In 2016, the Obama administration carried out war gaming exercises to test its communications channels and decision-making process in the event of a Russian use of a tactical nuclear weapon. There were deep disagreements that led on some occasions to heated arguments.

“The debate broke down along two pretty important lines,” said Jon Wolfsthal, who was Barack Obama’s special assistant and senior director at the national security council for arms control and non-proliferation.

The first question was whether “the US or Nato needed to respond militarily”.

“In the game, the answer was no. The US was winning the conventional war,” Wolfsthal, who writes a Substack column titled BoomBoomBoom, said.

The counter-argument was that the US could not afford not to respond with nuclear weapons.

“There were those who said if you don’t use nuclear weapons, two terrible things will happen. One is: all of our allies will doubt our commitment,” he said. “The second is: if you don’t use a nuclear weapon in response, how do you deter Putin from going nuclear again? You needed nukes to re-establish deterrence.

“We never answered that. We never settled that debate,” Wolfsthal said.

The 2016 war game – first reported in The Bomb, a book by Fred Kaplan – was played twice, at the level of cabinet secretary, the “principals” and by their deputies. The principals voted to respond with a nuclear strike, but not on Russia, in the hope of avoiding an all-out planet-ending nuclear exchange. Instead they struck Belarus, arguing it was a “belligerent non-combatant”.

Avril Haines in July 2021.
Avril Haines in July 2021. Photograph: Susan Walsh/AP

The deputies voted not to respond with nuclear weapons, arguing that the US could win with conventional weapons and that nuclear use would make it much harder to isolate Putin internationally. Two of the officials who pushed that option are now in senior positions in the Biden administration: Colin Kahl is the Pentagon’s policy chief, and Avril Haines is the director of national intelligence. After the war games were over, Haines suggested having T-shirts printed with the slogan “Deputies Should Run the World”.

The 2016 war game was set in a Baltic nation, so inside Nato and under its protective nuclear umbrella.
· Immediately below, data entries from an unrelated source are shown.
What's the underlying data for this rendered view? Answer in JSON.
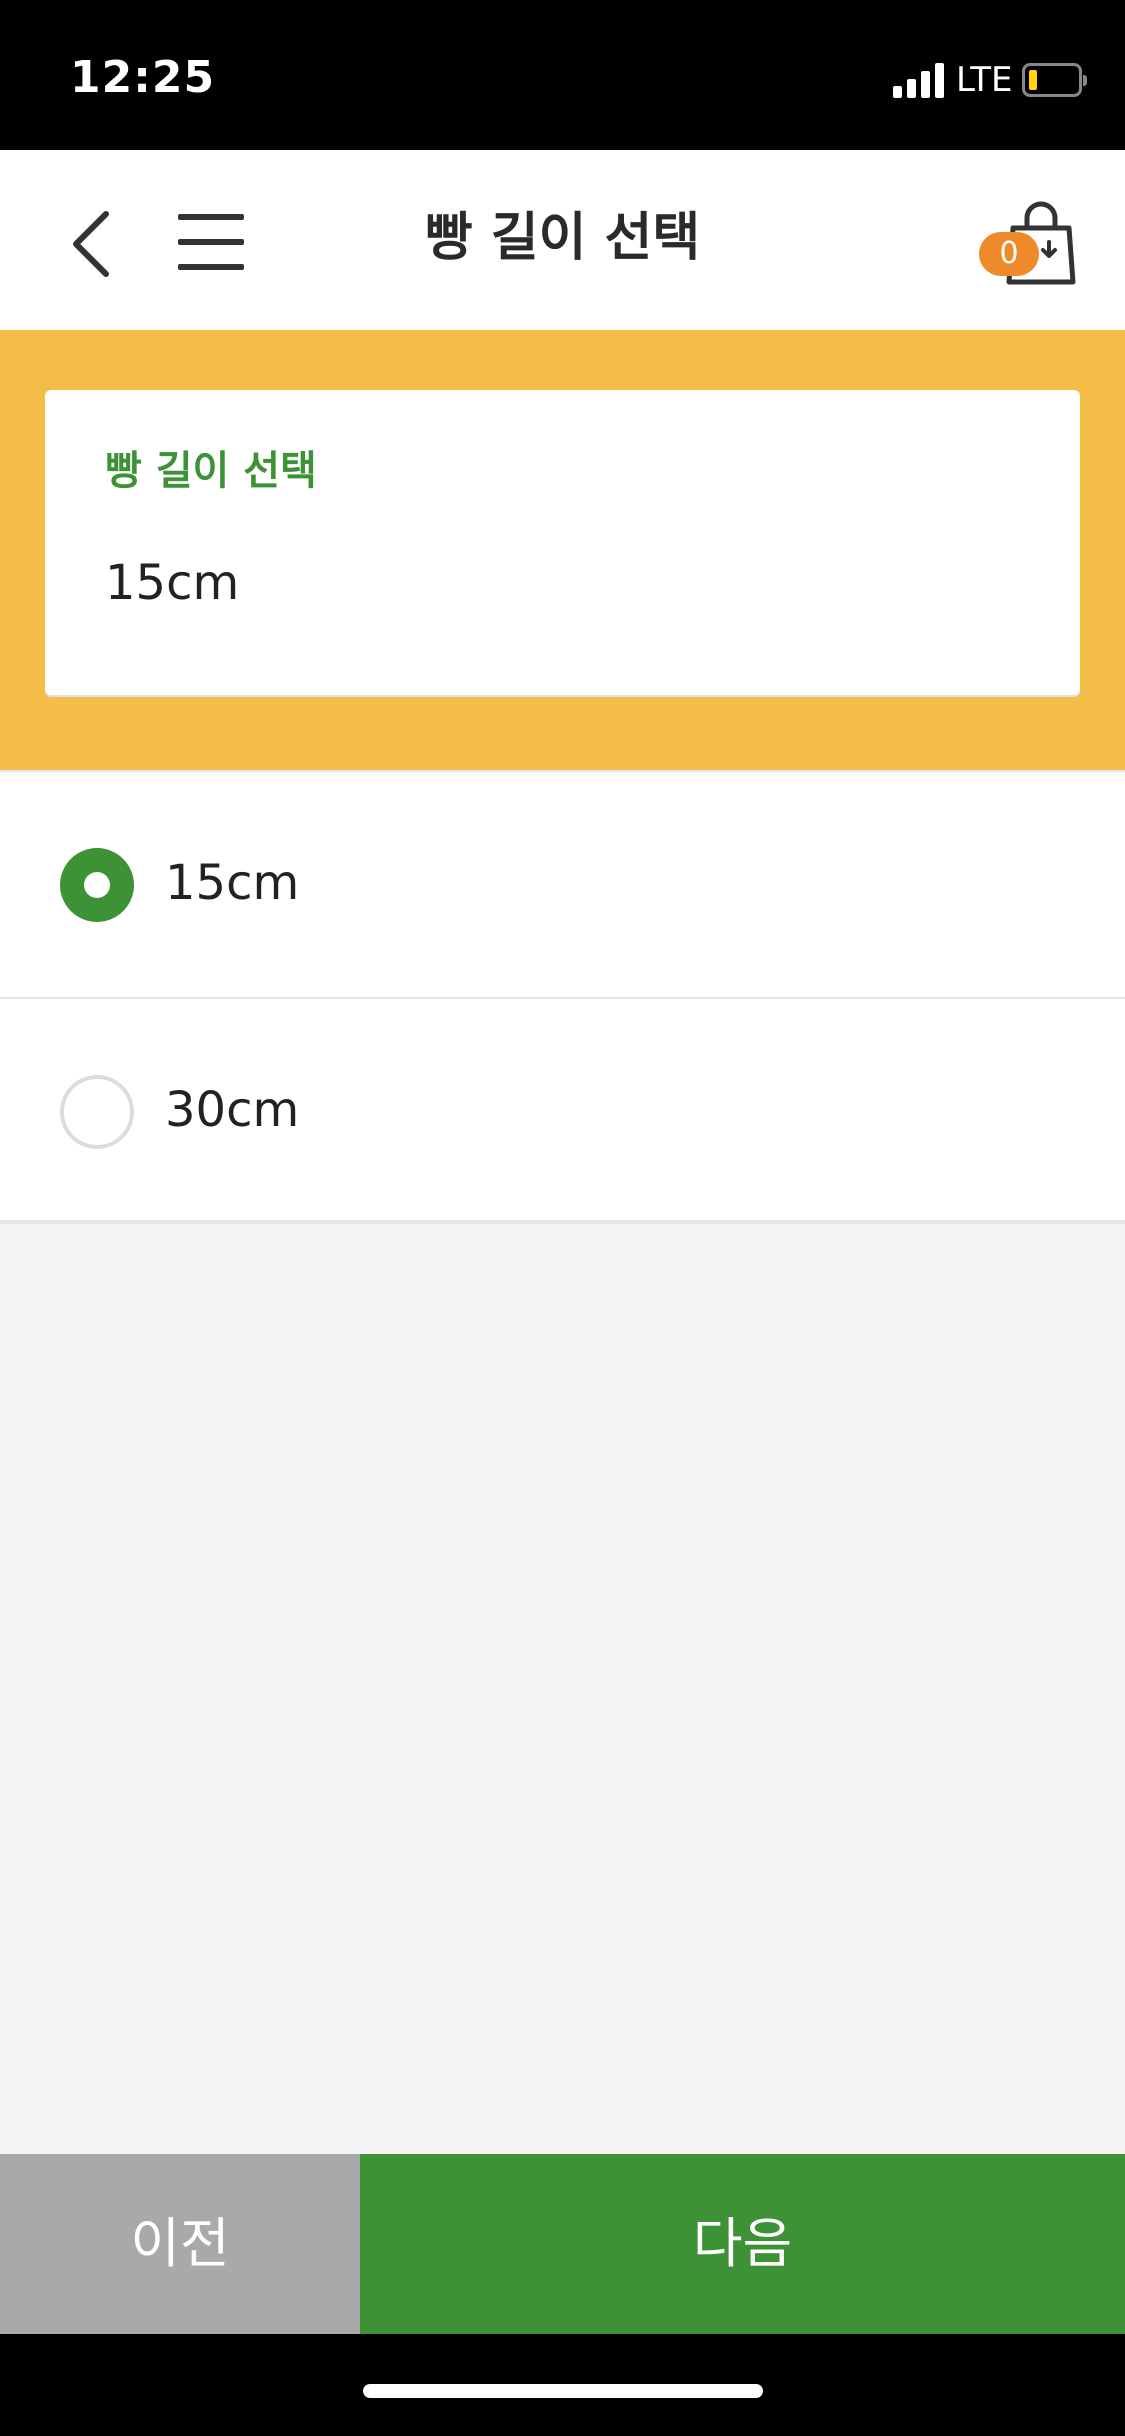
{
  "status_bar": {
    "time": "12:25",
    "network": "LTE",
    "battery_color": "#ffd60a"
  },
  "nav": {
    "title": "빵 길이 선택",
    "back_icon": "chevron-left-icon",
    "menu_icon": "hamburger-menu-icon",
    "cart_icon": "shopping-bag-icon",
    "cart_count": "0"
  },
  "summary": {
    "label": "빵 길이 선택",
    "value": "15cm",
    "label_color": "#3d9236",
    "band_color": "#f4bd47"
  },
  "options": [
    {
      "label": "15cm",
      "selected": true
    },
    {
      "label": "30cm",
      "selected": false
    }
  ],
  "footer": {
    "prev_label": "이전",
    "next_label": "다음",
    "prev_color": "#a9a9a9",
    "next_color": "#3d9236"
  }
}
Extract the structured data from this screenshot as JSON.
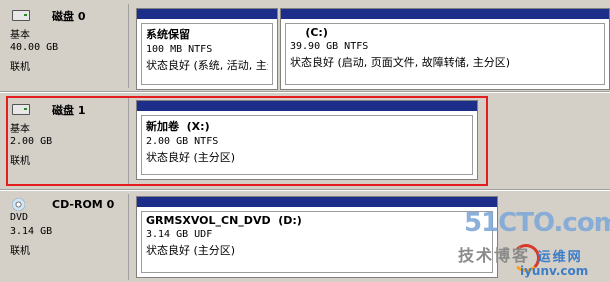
{
  "disks": [
    {
      "name": "磁盘 0",
      "type": "基本",
      "size": "40.00 GB",
      "state": "联机",
      "icon": "hard-disk-icon",
      "volumes": [
        {
          "title": "系统保留",
          "size": "100 MB NTFS",
          "status": "状态良好 (系统, 活动, 主分区)"
        },
        {
          "title": "    (C:)",
          "size": "39.90 GB NTFS",
          "status": "状态良好 (启动, 页面文件, 故障转储, 主分区)"
        }
      ]
    },
    {
      "name": "磁盘 1",
      "type": "基本",
      "size": "2.00 GB",
      "state": "联机",
      "icon": "hard-disk-icon",
      "volumes": [
        {
          "title": "新加卷  (X:)",
          "size": "2.00 GB NTFS",
          "status": "状态良好 (主分区)"
        }
      ]
    },
    {
      "name": "CD-ROM 0",
      "type": "DVD",
      "size": "3.14 GB",
      "state": "联机",
      "icon": "cd-rom-icon",
      "volumes": [
        {
          "title": "GRMSXVOL_CN_DVD  (D:)",
          "size": "3.14 GB UDF",
          "status": "状态良好 (主分区)"
        }
      ]
    }
  ],
  "watermark": {
    "line1": "51CTO.com",
    "line2": "技术博客",
    "line3": "iyunv.com",
    "line4": "运维网"
  },
  "colors": {
    "volume_bar": "#1d2d8a",
    "highlight": "#e41e1e",
    "background": "#d4d0c8"
  }
}
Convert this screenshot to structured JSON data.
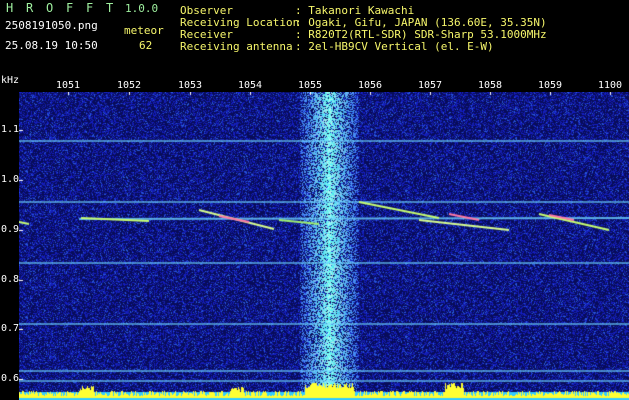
{
  "app": {
    "title_letters": [
      "H",
      "R",
      "O",
      "F",
      "F",
      "T"
    ],
    "version": "1.0.0"
  },
  "capture": {
    "filename": "2508191050.png",
    "datetime": "25.08.19 10:50",
    "meteor_label": "meteor",
    "meteor_count": "62"
  },
  "info": [
    {
      "label": "Observer",
      "value": ": Takanori Kawachi"
    },
    {
      "label": "Receiving Location",
      "value": ": Ogaki, Gifu, JAPAN (136.60E, 35.35N)"
    },
    {
      "label": "Receiver",
      "value": ": R820T2(RTL-SDR) SDR-Sharp 53.1000MHz"
    },
    {
      "label": "Receiving antenna",
      "value": ": 2el-HB9CV Vertical (el. E-W)"
    }
  ],
  "axes": {
    "y_unit": "kHz",
    "x_ticks": [
      "1051",
      "1052",
      "1053",
      "1054",
      "1055",
      "1056",
      "1057",
      "1058",
      "1059",
      "1100"
    ],
    "y_ticks": [
      "1.1",
      "1.0",
      "0.9",
      "0.8",
      "0.7",
      "0.6"
    ]
  },
  "colors": {
    "background_noise": "#0a0f6e",
    "signal_band": "#3fa0ff",
    "carrier_line": "#6fd6ff",
    "meteor_trace": "#c8ff70",
    "activity_bar": "#ffff33",
    "baseline": "#33ccff"
  }
}
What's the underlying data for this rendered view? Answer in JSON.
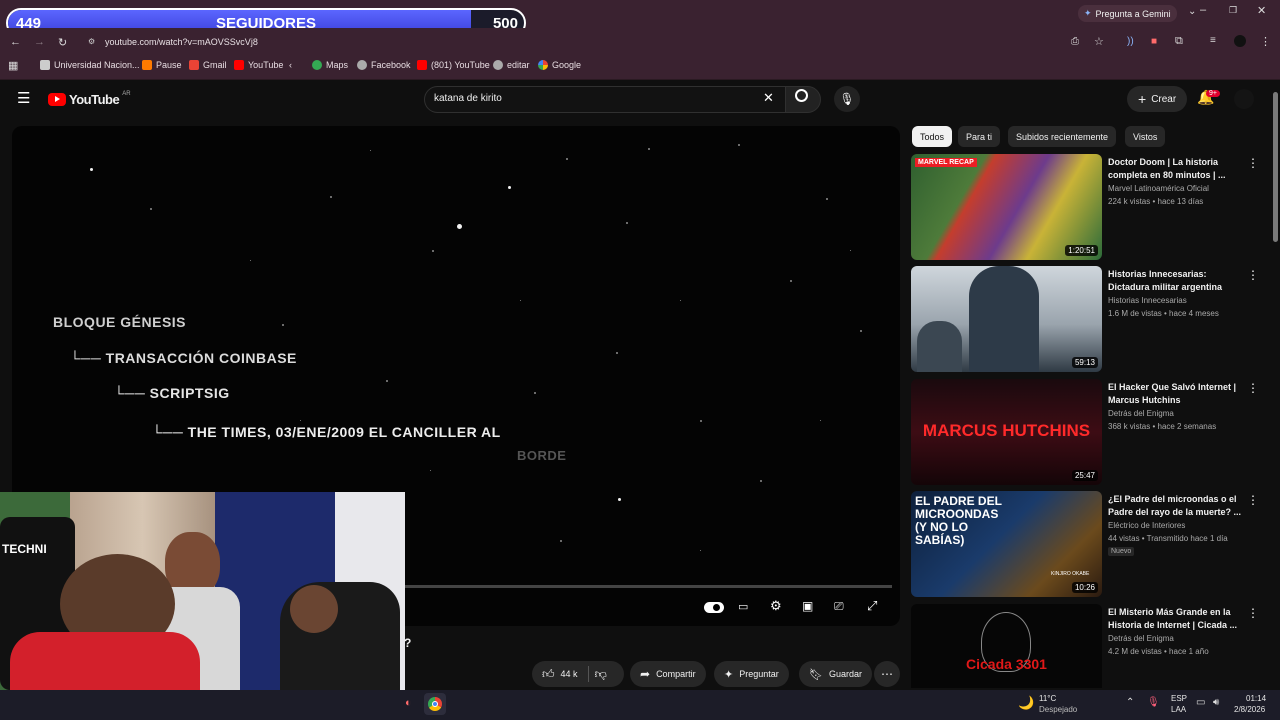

Ukraine stands outside that umbrella.

Ernest Moniz, Obama’s energy secretary is reported to have voted for a nuclear response in 2016. He would not comment or even confirm the war game took place, but he said Ukraine was a very different case.

“I would say that if the line is crossed to nuclear use, there has to be a very, very strong response,” he told the Guardian. “But that response doesn’t have to be nuclear.”

The key question is more likely to be whether the US and its allies should respond with devastating conventional firepower, as Poland’s foreign minister, Zbigniew Rau, and the former CIA director David Petraeus have suggested. But that would transform the war into one between Russia and Nato, in which escalation to a nuclear exchange could become hard to stop.

According to Eric Schlosser, the author of a book about the nuclear establishment, Command and Control, the Pentagon’s Defence Threat Reduction Agency (DTRA) conducted another war game in 2019 focused on Russian nuclear use in Ukraine. That wargame appears to have been updated, suggesting it is in constant use. The results in 2019 are top secret, but as Schlosser wrote in the Atlantic, one of the participants told him: “There were no happy outcomes.”